What he can't say and I will: That execution starts up front.
3. Stop the splash.
"When you really, really break that game down," Davis was telling me Friday, "aside from a couple big plays, when the Patriots made it down to our red zone, we got them to kick four field goals. Take those big plays away, get a couple big plays from our offense, and we're all looking at it a lot differently than 33-3. We're just trying to look at the positives."
Yeah, good luck. There were almost none. And wishing away all the New England splash -- five pass plays of 20-plus yards, including Phillip Dorsett's 58-yard touchdown over Davis' replacement, Kam Kelly -- is meaningless to the extreme, just as it'll be Sunday.
But it's pointing in the right direction, anyway. Davis is hardly a playmaker at safety, but he also doesn't get burned in a center-field role, and that'll be how he's deployed against the Seahawks. Russell Wilson's eminently capable of using his mobility to extend plays deep downfield, and that'll involve extra pursuit time for everyone, especially Davis and the corners.
This defense did deserve a better fate Sunday, but minimizing splash is a must.
2. Embrace the place.
Hey, it matters in football. Always has, always will.
To a man, the Steelers with whom I've spoken in the past week have underscored looking forward to running out of their home tunnel. I get that. They had an upbeat offseason, cleaned out a lot of general garbage, seemed to get the city back behind them ... and then that. This term tends to gets overused or misused, but they were bona fide embarrassed, and that's a rare sight in professional sports.
They're looking for a little energy, sure, but also a little love.
Knowing the Nation, they'll have to earn it first.
1. Get the best out of Ben.
I'll often try to get a little too clever with lists like these, but Ben Roethlisberger didn't exactly rise above in Foxborough, certainly not compared to his counterpart. He threw 20 incompletions among 47 passes and, even accounting for Moncrief's drops, that's still lousy. To boot, he didn't make necessary reads at the line, didn't spot open targets and locked in for too long on the ones he did.

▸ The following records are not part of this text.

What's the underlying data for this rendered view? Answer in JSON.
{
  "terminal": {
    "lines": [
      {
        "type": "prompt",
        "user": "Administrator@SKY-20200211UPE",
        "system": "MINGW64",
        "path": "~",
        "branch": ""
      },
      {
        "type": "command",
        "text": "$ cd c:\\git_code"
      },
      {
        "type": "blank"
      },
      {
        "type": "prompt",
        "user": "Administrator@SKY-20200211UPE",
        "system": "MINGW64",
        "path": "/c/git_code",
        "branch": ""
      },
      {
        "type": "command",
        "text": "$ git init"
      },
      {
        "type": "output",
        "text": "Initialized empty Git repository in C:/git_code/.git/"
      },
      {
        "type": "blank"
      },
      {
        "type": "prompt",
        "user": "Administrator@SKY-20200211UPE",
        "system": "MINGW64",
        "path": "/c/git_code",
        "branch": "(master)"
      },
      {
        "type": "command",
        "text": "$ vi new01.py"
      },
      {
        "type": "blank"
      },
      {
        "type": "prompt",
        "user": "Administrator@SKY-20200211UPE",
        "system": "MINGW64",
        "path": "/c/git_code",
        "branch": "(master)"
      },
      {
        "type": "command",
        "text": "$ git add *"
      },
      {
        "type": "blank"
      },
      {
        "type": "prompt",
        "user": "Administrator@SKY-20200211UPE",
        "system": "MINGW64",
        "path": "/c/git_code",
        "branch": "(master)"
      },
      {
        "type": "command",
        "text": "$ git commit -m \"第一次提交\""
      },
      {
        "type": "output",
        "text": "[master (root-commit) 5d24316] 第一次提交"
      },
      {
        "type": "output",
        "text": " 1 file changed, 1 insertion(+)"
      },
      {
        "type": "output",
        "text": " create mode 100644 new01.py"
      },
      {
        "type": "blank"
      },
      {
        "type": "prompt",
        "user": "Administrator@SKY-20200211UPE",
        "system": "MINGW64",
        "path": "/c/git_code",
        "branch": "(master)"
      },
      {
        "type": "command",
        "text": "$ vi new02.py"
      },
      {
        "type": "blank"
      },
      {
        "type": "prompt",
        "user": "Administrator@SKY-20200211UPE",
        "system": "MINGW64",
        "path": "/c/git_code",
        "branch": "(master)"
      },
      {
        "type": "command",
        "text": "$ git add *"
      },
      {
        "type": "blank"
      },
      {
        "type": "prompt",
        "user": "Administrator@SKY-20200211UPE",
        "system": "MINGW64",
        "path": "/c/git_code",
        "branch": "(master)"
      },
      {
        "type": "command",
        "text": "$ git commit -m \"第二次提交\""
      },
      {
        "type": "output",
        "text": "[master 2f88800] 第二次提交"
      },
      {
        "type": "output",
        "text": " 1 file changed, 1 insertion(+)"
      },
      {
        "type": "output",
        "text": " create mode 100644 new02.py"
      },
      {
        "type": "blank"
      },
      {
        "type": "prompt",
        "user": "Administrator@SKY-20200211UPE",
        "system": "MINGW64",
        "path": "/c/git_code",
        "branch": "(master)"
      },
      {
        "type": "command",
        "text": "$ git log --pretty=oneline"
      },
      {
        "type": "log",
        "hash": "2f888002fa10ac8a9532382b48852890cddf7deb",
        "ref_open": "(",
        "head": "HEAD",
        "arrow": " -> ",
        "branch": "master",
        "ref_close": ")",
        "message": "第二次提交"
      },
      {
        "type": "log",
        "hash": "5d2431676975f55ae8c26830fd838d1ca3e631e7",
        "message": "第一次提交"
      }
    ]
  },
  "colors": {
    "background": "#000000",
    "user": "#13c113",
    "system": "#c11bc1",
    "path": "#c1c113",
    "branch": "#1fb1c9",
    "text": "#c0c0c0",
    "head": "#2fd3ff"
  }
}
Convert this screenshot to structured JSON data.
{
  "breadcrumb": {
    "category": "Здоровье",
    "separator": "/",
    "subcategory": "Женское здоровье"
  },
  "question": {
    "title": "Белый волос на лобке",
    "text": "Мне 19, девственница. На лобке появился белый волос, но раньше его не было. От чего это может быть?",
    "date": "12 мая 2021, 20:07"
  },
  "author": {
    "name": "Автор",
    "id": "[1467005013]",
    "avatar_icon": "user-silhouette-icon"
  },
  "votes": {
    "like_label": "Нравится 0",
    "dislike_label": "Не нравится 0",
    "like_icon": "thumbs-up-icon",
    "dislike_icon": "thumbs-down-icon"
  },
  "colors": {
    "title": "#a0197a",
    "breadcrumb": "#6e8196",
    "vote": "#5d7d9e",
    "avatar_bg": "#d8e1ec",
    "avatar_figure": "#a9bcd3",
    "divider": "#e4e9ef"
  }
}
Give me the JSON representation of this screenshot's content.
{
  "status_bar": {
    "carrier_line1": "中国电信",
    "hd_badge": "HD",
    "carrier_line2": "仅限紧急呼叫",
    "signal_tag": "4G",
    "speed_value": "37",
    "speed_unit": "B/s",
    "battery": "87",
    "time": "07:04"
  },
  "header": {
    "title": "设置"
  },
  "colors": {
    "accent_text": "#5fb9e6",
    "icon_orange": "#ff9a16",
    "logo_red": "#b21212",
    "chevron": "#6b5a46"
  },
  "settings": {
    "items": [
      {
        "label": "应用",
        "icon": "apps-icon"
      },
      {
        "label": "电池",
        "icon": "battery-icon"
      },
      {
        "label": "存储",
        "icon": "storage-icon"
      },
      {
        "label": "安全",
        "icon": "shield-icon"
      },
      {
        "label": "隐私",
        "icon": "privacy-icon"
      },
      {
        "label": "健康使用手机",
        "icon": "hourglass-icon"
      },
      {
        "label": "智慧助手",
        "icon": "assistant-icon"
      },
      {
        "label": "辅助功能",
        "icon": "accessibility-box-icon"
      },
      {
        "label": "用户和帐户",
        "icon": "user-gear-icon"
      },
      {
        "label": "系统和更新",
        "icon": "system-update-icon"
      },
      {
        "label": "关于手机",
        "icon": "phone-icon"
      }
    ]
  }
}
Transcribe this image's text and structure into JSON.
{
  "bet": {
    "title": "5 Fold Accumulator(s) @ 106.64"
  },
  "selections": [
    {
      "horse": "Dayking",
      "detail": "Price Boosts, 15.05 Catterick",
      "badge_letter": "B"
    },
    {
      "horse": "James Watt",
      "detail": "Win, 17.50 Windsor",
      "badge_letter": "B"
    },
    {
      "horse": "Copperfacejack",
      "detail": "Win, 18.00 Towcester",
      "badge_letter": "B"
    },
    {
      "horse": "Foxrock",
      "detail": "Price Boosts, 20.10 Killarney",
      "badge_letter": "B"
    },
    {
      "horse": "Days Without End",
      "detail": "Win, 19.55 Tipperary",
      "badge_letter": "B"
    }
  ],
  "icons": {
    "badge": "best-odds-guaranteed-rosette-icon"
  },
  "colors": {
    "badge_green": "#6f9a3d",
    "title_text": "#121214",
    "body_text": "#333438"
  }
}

"The quarterback has to get better," Roethlisberger reiterated this week, this after blaming himself entirely -- typically over-the-top, I might add -- after the loss. But he, too, seemed to be in the page-turning spirit. "I told the guys Monday when we came in here, out there doing our run, 'Look up, the sun's still shining, the sky's still blue.' The best thing is we still get to play Sunday. It’s Week 1. We started a few years ago 0-4. It’s a long season. Half the teams in the league lost their first game."
Yep. Seven of the NFL's 12 playoff qualifiers in 2018 did, too.
Can confirm the sun/sky thing, as well.